Repensando a execução, concluí que a maior parte das normas executórias destinadas ao processo civil e que aplicamos ao nosso processo sem maiores resistências, ostenta manifesta incompatibilidade com a necessidade que temos de garantir ao nosso credor especialíssimo a satisfação do que lhe declaramos ser devido. É que só lembramos o caráter subsidiário do processo civil, mas esquecemos a advertência da nossa lei no sentido de não aplicar o que for incompatível com suas regras. Não vou ficar aqui arrolando normas que, a meu ver, conspiram contra os propósitos institucionais da execução trabalhista, mas destaco aquela que, por conter proteção escancarada ao devedor, deve ficar à margem do arsenal jurídico do juiz do trabalho: a que determina que a execução se faça de modo menos gravoso para o devedor. O princípio cardeal que deve reger a execução trabalhista é o da satisfação urgente do título sentencial do credor. Todos os demais devem subordinar-se a ele. Na Alemanha, por exemplo, não há procedimento de execução no processo do trabalho. O devedor é citado para pagar no prazo estabelecido pelo juiz. Se não o faz, é preso por resistência a ordem judicial. E lá pouco importa quem é o devedor. Se for o Poder Público, o agente responsável também sofre pena de prisão por resistência injustificada a uma determinação do Judiciário.

Sobre esse tipo de execução pessoal no Brasil, há um primoroso artigo de dois jovens juízes que entendem possível, à luz dos nossos preceitos constitucionais, a prisão civil do devedor recalcitrante trabalhista. Sabemos que o sistema Bacen Jud, também chamado de penhora on line, é hoje o mais poderoso instrumento a serviço da execução. Devo registrar com tristeza que muitos juízes do trabalho, no afã de entregar ao credor as importâncias a ele devidas, quase acarretaram a revogação desse canal de exequibilildade, ao abusarem dele bloqueando contas bancárias de ex-sócios, sem verificação prévia da respectiva condição jurídica, ou de terceiros, sem anterior discussão a respeito da sua real responsabilidade. Não é assim que se exerce a verdadeira pressão executória. Conclamo os juízes do Brasil a respeitar a segurança das pessoas, mesmo quando usarem um instrumento tão forte como o sistema Bacen Jud. É nossa obrigação preservar essa conquista dos trabalhadores brasileiros.
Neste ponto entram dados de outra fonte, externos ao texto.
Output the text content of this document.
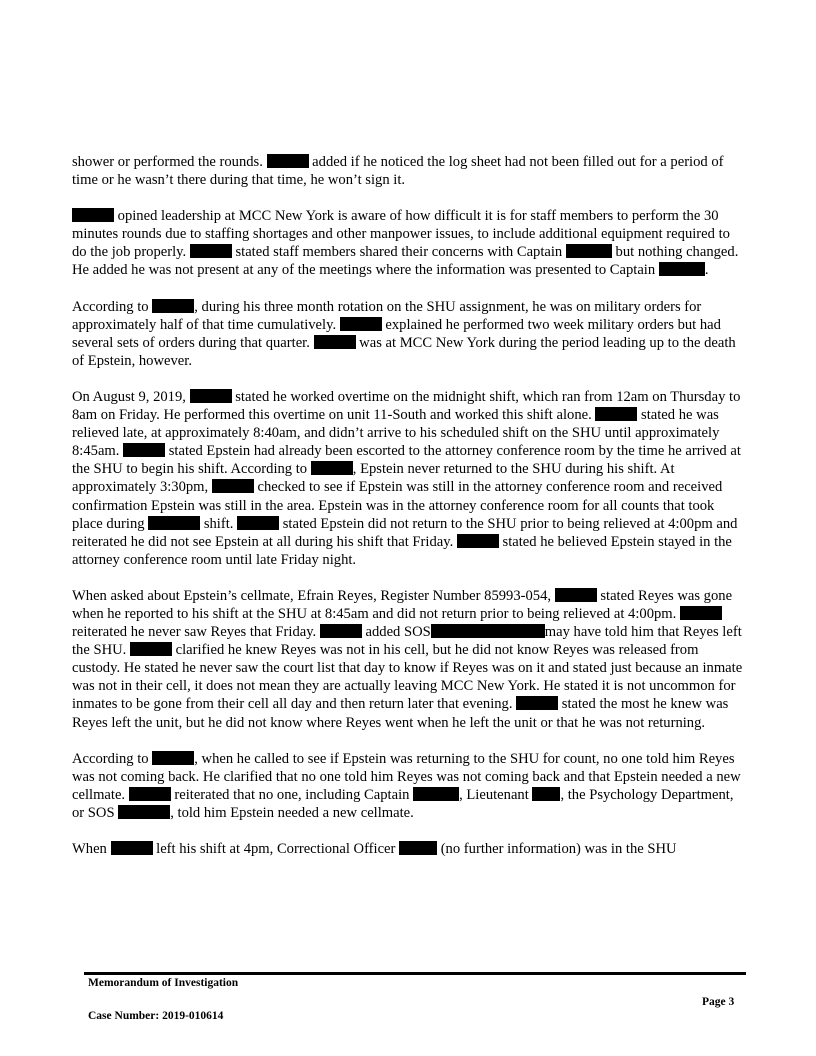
shower or performed the rounds.	added if he noticed the log sheet had not been filled out for a period of time or he wasn’t there during that time, he won’t sign it.

opined leadership at MCC New York is aware of how difficult it is for staff members to perform the 30 minutes rounds due to staffing shortages and other manpower issues, to include additional equipment required to do the job properly.	stated staff members shared their concerns with Captain	but nothing changed. He added he was not present at any of the meetings where the information was presented to Captain	.

According to	, during his three month rotation on the SHU assignment, he was on military orders for approximately half of that time cumulatively.	explained he performed two week military orders but had several sets of orders during that quarter.	was at MCC New York during the period leading up to the death of Epstein, however.

On August 9, 2019,	stated he worked overtime on the midnight shift, which ran from 12am on Thursday to 8am on Friday. He performed this overtime on unit 11-South and worked this shift alone.	stated he was relieved late, at approximately 8:40am, and didn’t arrive to his scheduled shift on the SHU until approximately 8:45am.	stated Epstein had already been escorted to the attorney conference room by the time he arrived at the SHU to begin his shift. According to	, Epstein never returned to the SHU during his shift. At approximately 3:30pm,	checked to see if Epstein was still in the attorney conference room and received confirmation Epstein was still in the area. Epstein was in the attorney conference room for all counts that took place during	shift.	stated Epstein did not return to the SHU prior to being relieved at 4:00pm and reiterated he did not see Epstein at all during his shift that Friday.	stated he believed Epstein stayed in the attorney conference room until late Friday night.

When asked about Epstein’s cellmate, Efrain Reyes, Register Number 85993-054,	stated Reyes was gone when he reported to his shift at the SHU at 8:45am and did not return prior to being relieved at 4:00pm.  reiterated he never saw Reyes that Friday.	added SOS	may have told him that Reyes left the SHU.	clarified he knew Reyes was not in his cell, but he did not know Reyes was released from custody. He stated he never saw the court list that day to know if Reyes was on it and stated just because an inmate was not in their cell, it does not mean they are actually leaving MCC New York. He stated it is not uncommon for inmates to be gone from their cell all day and then return later that evening.	stated the most he knew was Reyes left the unit, but he did not know where Reyes went when he left the unit or that he was not returning.

According to	, when he called to see if Epstein was returning to the SHU for count, no one told him Reyes was not coming back. He clarified that no one told him Reyes was not coming back and that Epstein needed a new cellmate.	reiterated that no one, including Captain	, Lieutenant , the Psychology Department, or SOS	, told him Epstein needed a new cellmate.

When	left his shift at 4pm, Correctional Officer	(no further information) was in the SHU

Memorandum of Investigation
Page 3
Case Number: 2019-010614
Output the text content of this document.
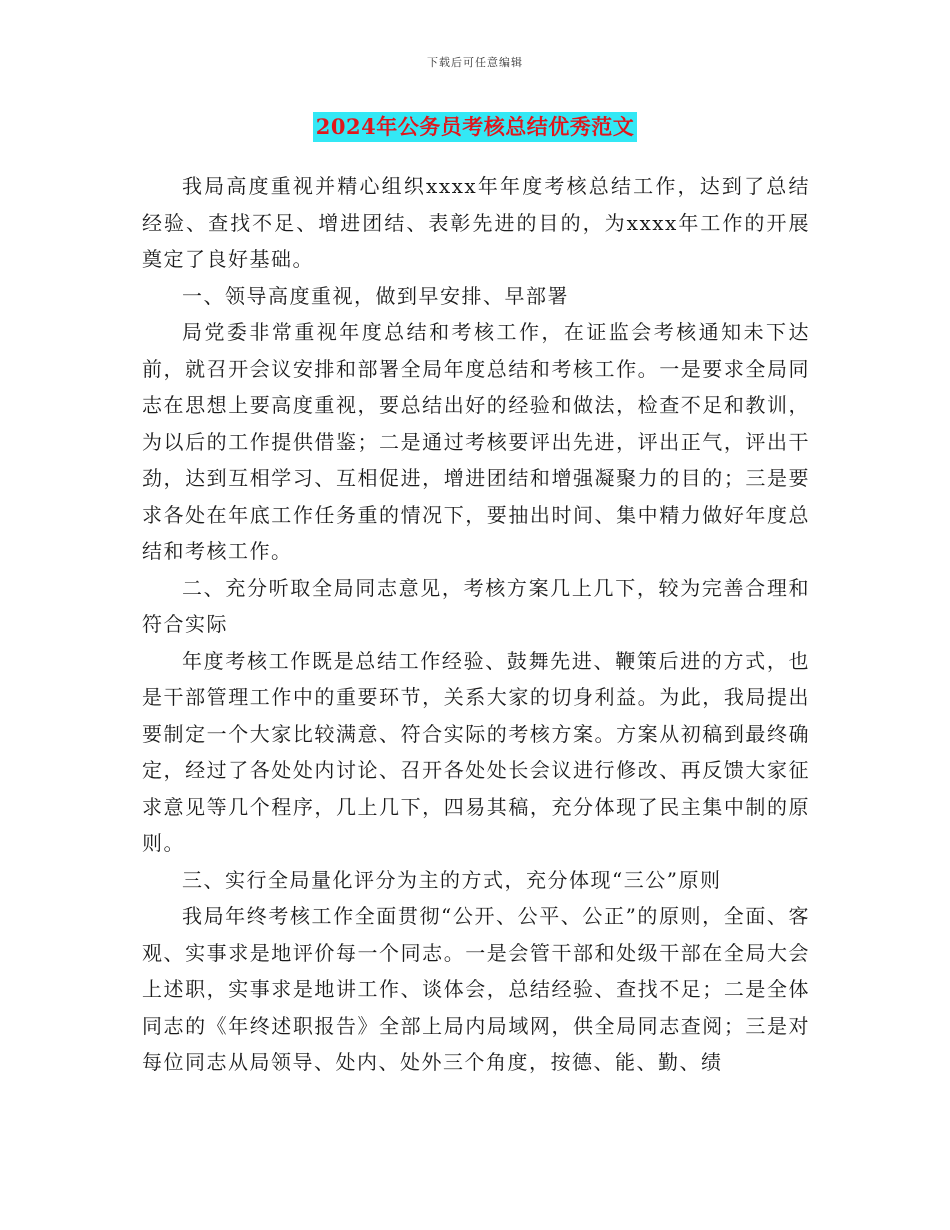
下载后可任意编辑
2024年公务员考核总结优秀范文

我局高度重视并精心组织xxxx年年度考核总结工作，达到了总结经验、查找不足、增进团结、表彰先进的目的，为xxxx年工作的开展奠定了良好基础。

一、领导高度重视，做到早安排、早部署

局党委非常重视年度总结和考核工作，在证监会考核通知未下达前，就召开会议安排和部署全局年度总结和考核工作。一是要求全局同志在思想上要高度重视，要总结出好的经验和做法，检查不足和教训，为以后的工作提供借鉴；二是通过考核要评出先进，评出正气，评出干劲，达到互相学习、互相促进，增进团结和增强凝聚力的目的；三是要求各处在年底工作任务重的情况下，要抽出时间、集中精力做好年度总结和考核工作。

二、充分听取全局同志意见，考核方案几上几下，较为完善合理和符合实际

年度考核工作既是总结工作经验、鼓舞先进、鞭策后进的方式，也是干部管理工作中的重要环节，关系大家的切身利益。为此，我局提出要制定一个大家比较满意、符合实际的考核方案。方案从初稿到最终确定，经过了各处处内讨论、召开各处处长会议进行修改、再反馈大家征求意见等几个程序，几上几下，四易其稿，充分体现了民主集中制的原则。

三、实行全局量化评分为主的方式，充分体现“三公”原则

我局年终考核工作全面贯彻“公开、公平、公正”的原则，全面、客观、实事求是地评价每一个同志。一是会管干部和处级干部在全局大会上述职，实事求是地讲工作、谈体会，总结经验、查找不足；二是全体同志的《年终述职报告》全部上局内局域网，供全局同志查阅；三是对每位同志从局领导、处内、处外三个角度，按德、能、勤、绩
Quero parabenizar a Vara do Trabalho de Guarulhos pelo uso adequado e majoritário entre todas as Varas do país, do sistema Bacen Jud. Estendo os parabéns às demais varas que se destacam nesta matéria, uma das quais aqui de Brasília.

Em breve poderemos contar com o Fundo de Execuções Trabalhistas, instrumento importante, se corretamente regulamentado, para garantir o princípio básico da satisfação urgente do crédito do trabalhador. Precisaremos de uma reforma constitucional imediata para disciplinar a execução contra os entes públicos. O sistema atual permite aos executados por precatório o direito de não pagar o que o Poder Judiciário garantiu aos trabalhadores.
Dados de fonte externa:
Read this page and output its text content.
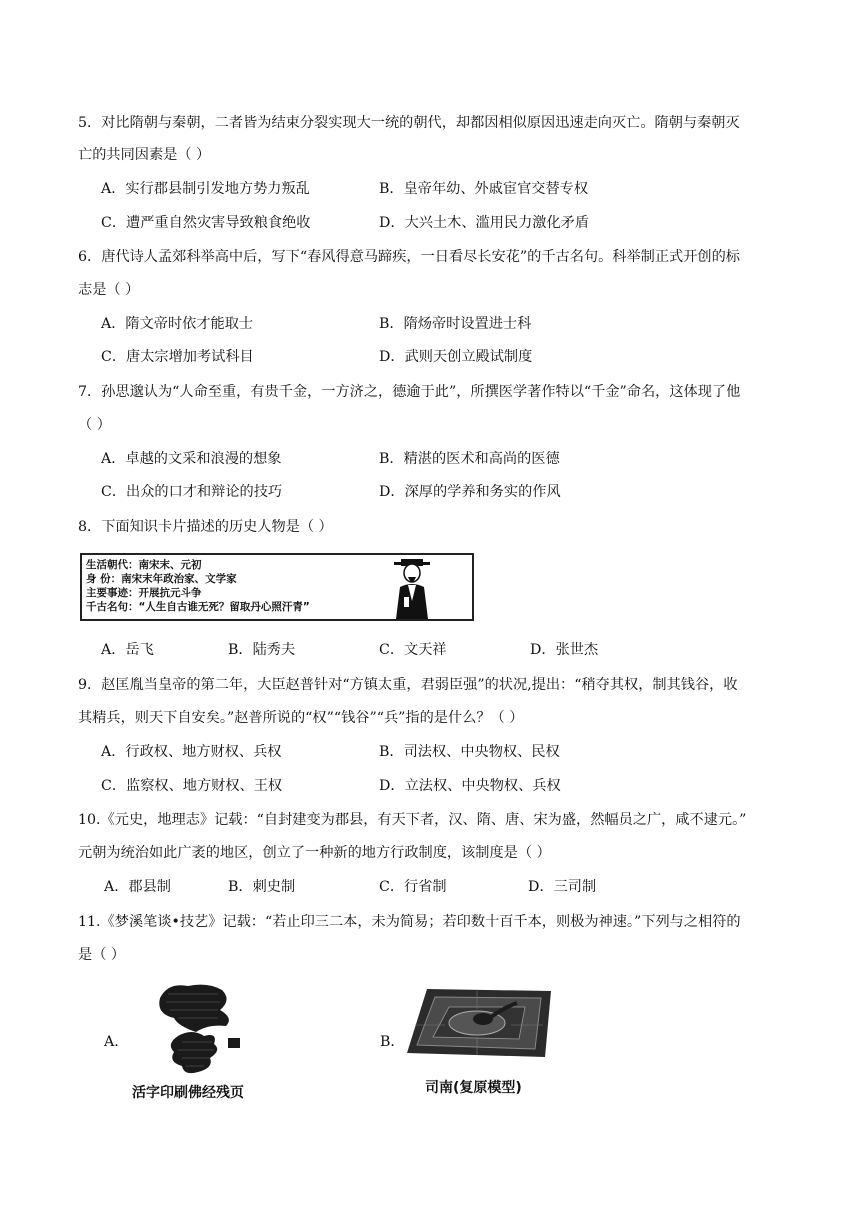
5．对比隋朝与秦朝，二者皆为结束分裂实现大一统的朝代，却都因相似原因迅速走向灭亡。隋朝与秦朝灭
亡的共同因素是（ ）
A．实行郡县制引发地方势力叛乱	B．皇帝年幼、外戚宦官交替专权
C．遭严重自然灾害导致粮食绝收	D．大兴土木、滥用民力激化矛盾
6．唐代诗人孟郊科举高中后，写下“春风得意马蹄疾，一日看尽长安花”的千古名句。科举制正式开创的标
志是（ ）
A．隋文帝时依才能取士	B．隋炀帝时设置进士科
C．唐太宗增加考试科目	D．武则天创立殿试制度
7．孙思邈认为“人命至重，有贵千金，一方济之，德逾于此”，所撰医学著作特以“千金”命名，这体现了他
（ ）
A．卓越的文采和浪漫的想象	B．精湛的医术和高尚的医德
C．出众的口才和辩论的技巧	D．深厚的学养和务实的作风
8．下面知识卡片描述的历史人物是（ ）
生活朝代：南宋末、元初
身 份：南宋末年政治家、文学家
主要事迹：开展抗元斗争
千古名句：“人生自古谁无死？留取丹心照汗青”
A．岳飞	B．陆秀夫	C．文天祥	D．张世杰
9．赵匡胤当皇帝的第二年，大臣赵普针对“方镇太重，君弱臣强”的状况,提出：“稍夺其权，制其钱谷，收
其精兵，则天下自安矣。”赵普所说的“权”“钱谷”“兵”指的是什么？（ ）
A．行政权、地方财权、兵权	B．司法权、中央物权、民权
C．监察权、地方财权、王权	D．立法权、中央物权、兵权
10.《元史，地理志》记载：“自封建变为郡县，有天下者，汉、隋、唐、宋为盛，然幅员之广，咸不逮元。”
元朝为统治如此广袤的地区，创立了一种新的地方行政制度，该制度是（ ）
A．郡县制	B．刺史制	C．行省制	D．三司制
11.《梦溪笔谈•技艺》记载：“若止印三二本，未为简易；若印数十百千本，则极为神速。”下列与之相符的
是（ ）
A．
活字印刷佛经残页
B．
司南(复原模型)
Sei que terei pouco tempo para pôr em prática uma agenda ambiciosa. Mesmo assim, hei de colocar todas as minhas forças a serviço de uma Justiça do Trabalho constitucionalmente efetiva. Com os juízes do trabalho brasileiros, havemos de impor ao respeito de todos aquilo que a população do país busca: o acatamento à lei e aos direitos humanos. Para tanto, investiremos pesadamente naquilo que vier em auxílio à prestação jurisdicional. Os programas nacionais de informática em curso já consumiram, só nos dois últimos anos, cerca de cem milhões de reais. Além disso, cada TRT fez os seus próprios investimentos. O nosso programa nacional será cuidadosamente administrado.

Registro que um dos projetos desenvolvidos é o chamado cálculo rápido, que permitirá sentenças líquidas, acórdãos líquidos, eliminando a fase pós-cognitiva da liquidação de sentença, dificuldade com que se depara o trabalhador no momento de quantificar o que lhe é devido. Estamos aviando instrumentos processuais que poderão romper os grilhões da burocracia judiciária. Com a participação patriótica do Congresso Nacional, as leis necessárias serão aprovadas. Os representantes do povo estão sendo chamados para dar a atenção devida ao social, aos verdadeiros interesses da nossa população. Desejo ir muitas vezes ao Parlamento brasileiro para dialogar com líderes, presidentes, relatores de matérias importantes ou com qualquer parlamentar que tenha consciência de estar em suas mãos o destino da nacionalidade. Tenho certeza de que o diálogo fecundo produzirá os resultados para a preservação dos direitos humanos e sociais da população trabalhadora.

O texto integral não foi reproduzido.